Privatsphäre: kein Ausweis, kein Problem
Die Registrierung bei VPSCrypto fragt nur ab, was zum Bereitstellen eines Servers nötig ist — und sonst nichts. Kein KYC, kein Ausweis, bezahlt wird in Monero — hier die stärkste Option, da XMR keine On-Chain-Spur hinterlässt, die Sie mit Ihrer Infrastruktur verknüpft — oder wahlweise in Bitcoin. Genau das ist der richtige Standard für einen Dienst, der sich als anonym vermarktet, und dafür verdient sich VPSCrypto seine herausragende Privacy-Wertung. Es gilt der übliche Vorbehalt für jeden Offshore-Hoster: Ein anonymes Konto bleibt nur anonym, wenn Sie sich über VPN oder Tor verbinden und keine identifizierenden Angaben wiederverwenden, denn jeder Anbieter sieht auf Hypervisor-Ebene zwangsläufig Traffic-Metadaten.

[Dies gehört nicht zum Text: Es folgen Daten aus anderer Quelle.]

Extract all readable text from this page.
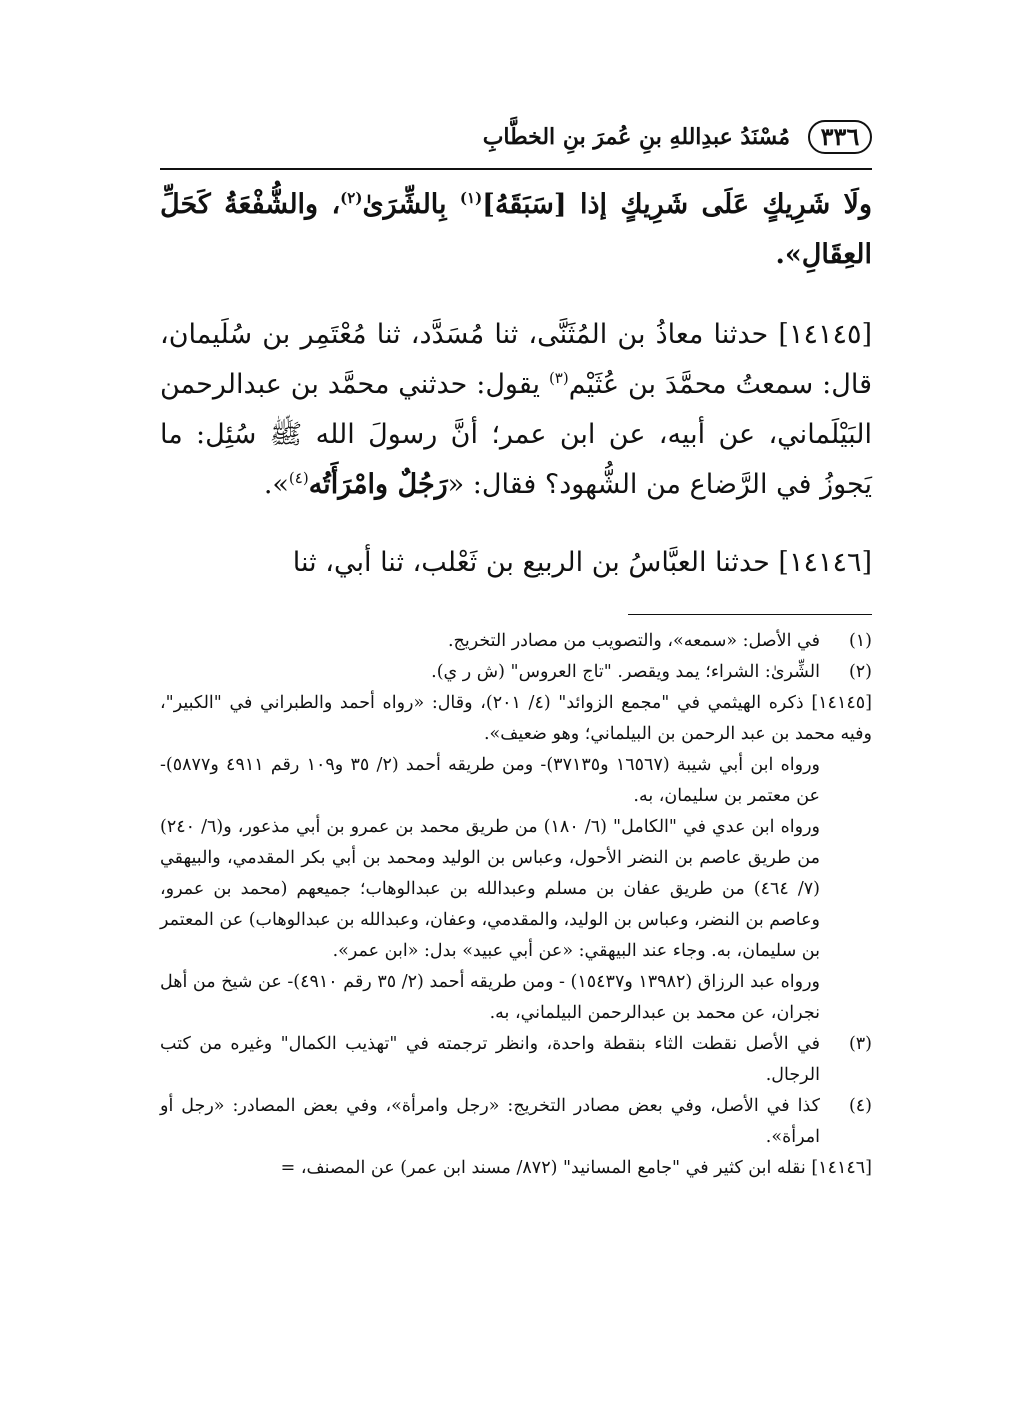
٣٣٦
مُسْنَدُ عبدِاللهِ بنِ عُمرَ بنِ الخطَّابِ

ولَا شَرِيكٍ عَلَى شَرِيكٍ إذا [سَبَقَهُ]$^{(١)}$ بِالشِّرَىٰ$^{(٢)}$، والشُّفْعَةُ كَحَلِّ العِقَالِ».

[١٤١٤٥] حدثنا معاذُ بن المُثَنَّى، ثنا مُسَدَّد، ثنا مُعْتَمِر بن سُلَيمان، قال: سمعتُ محمَّدَ بن عُثَيْم$^{(٣)}$ يقول: حدثني محمَّد بن عبدالرحمن البَيْلَماني، عن أبيه، عن ابن عمر؛ أنَّ رسولَ الله ﷺ سُئِل: ما يَجوزُ في الرَّضاع من الشُّهود؟ فقال: «رَجُلٌ وامْرَأَتُه$^{(٤)}$».

[١٤١٤٦] حدثنا العبَّاسُ بن الربيع بن ثَعْلب، ثنا أبي، ثنا

(١)
في الأصل: «سمعه»، والتصويب من مصادر التخريج.

(٢)
الشِّرىٰ: الشراء؛ يمد ويقصر. "تاج العروس" (ش ر ي).

[١٤١٤٥] ذكره الهيثمي في "مجمع الزوائد" (٤/ ٢٠١)، وقال: «رواه أحمد والطبراني في "الكبير"، وفيه محمد بن عبد الرحمن بن البيلماني؛ وهو ضعيف».
ورواه ابن أبي شيبة (١٦٥٦٧ و٣٧١٣٥)- ومن طريقه أحمد (٢/ ٣٥ و١٠٩ رقم ٤٩١١ و٥٨٧٧)- عن معتمر بن سليمان، به.
ورواه ابن عدي في "الكامل" (٦/ ١٨٠) من طريق محمد بن عمرو بن أبي مذعور، و(٦/ ٢٤٠) من طريق عاصم بن النضر الأحول، وعباس بن الوليد ومحمد بن أبي بكر المقدمي، والبيهقي (٧/ ٤٦٤) من طريق عفان بن مسلم وعبدالله بن عبدالوهاب؛ جميعهم (محمد بن عمرو، وعاصم بن النضر، وعباس بن الوليد، والمقدمي، وعفان، وعبدالله بن عبدالوهاب) عن المعتمر بن سليمان، به. وجاء عند البيهقي: «عن أبي عبيد» بدل: «ابن عمر».
ورواه عبد الرزاق (١٣٩٨٢ و١٥٤٣٧) - ومن طريقه أحمد (٢/ ٣٥ رقم ٤٩١٠)- عن شيخ من أهل نجران، عن محمد بن عبدالرحمن البيلماني، به.

(٣)
في الأصل نقطت الثاء بنقطة واحدة، وانظر ترجمته في "تهذيب الكمال" وغيره من كتب الرجال.

(٤)
كذا في الأصل، وفي بعض مصادر التخريج: «رجل وامرأة»، وفي بعض المصادر: «رجل أو امرأة».

[١٤١٤٦] نقله ابن كثير في "جامع المسانيد" (٨٧٢/ مسند ابن عمر) عن المصنف، =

Verwahrung, Transparenz und Erfolgsbilanz
Hosting wird naturgemäß im Voraus bezahlt, das Verwahrungsrisiko beschränkt sich also auf die vorausbezahlte Laufzeit. Sie parken keine großen Summen, aber Krypto-Zahlungen sind faktisch endgültig — vernünftig ist daher, mit einer kurzen Laufzeit zu starten und erst aufzustocken, wenn sich der Dienst bewährt hat. Die Transparenz ist mittelmäßig: Wie die meisten Anbieter in dieser Nische sagen die Leute hinter VPSCrypto wenig darüber, wer sie sind oder wie das Geschäft strukturiert ist, und „Offshore" leistet im Marketing eine Menge unhinterfragte Arbeit. Die Erfolgsbilanz ist die schwächste Säule. Bei unserer Recherche tauchte nichts Belastendes auf, aber es gibt noch keine lange, gut dokumentierte öffentliche Historie, auf die man sich stützen könnte — und in einem Markt, in dem anonyme Hoster auftauchen und verschwinden können, ist Langlebigkeit der Beleg, der am meisten zählt.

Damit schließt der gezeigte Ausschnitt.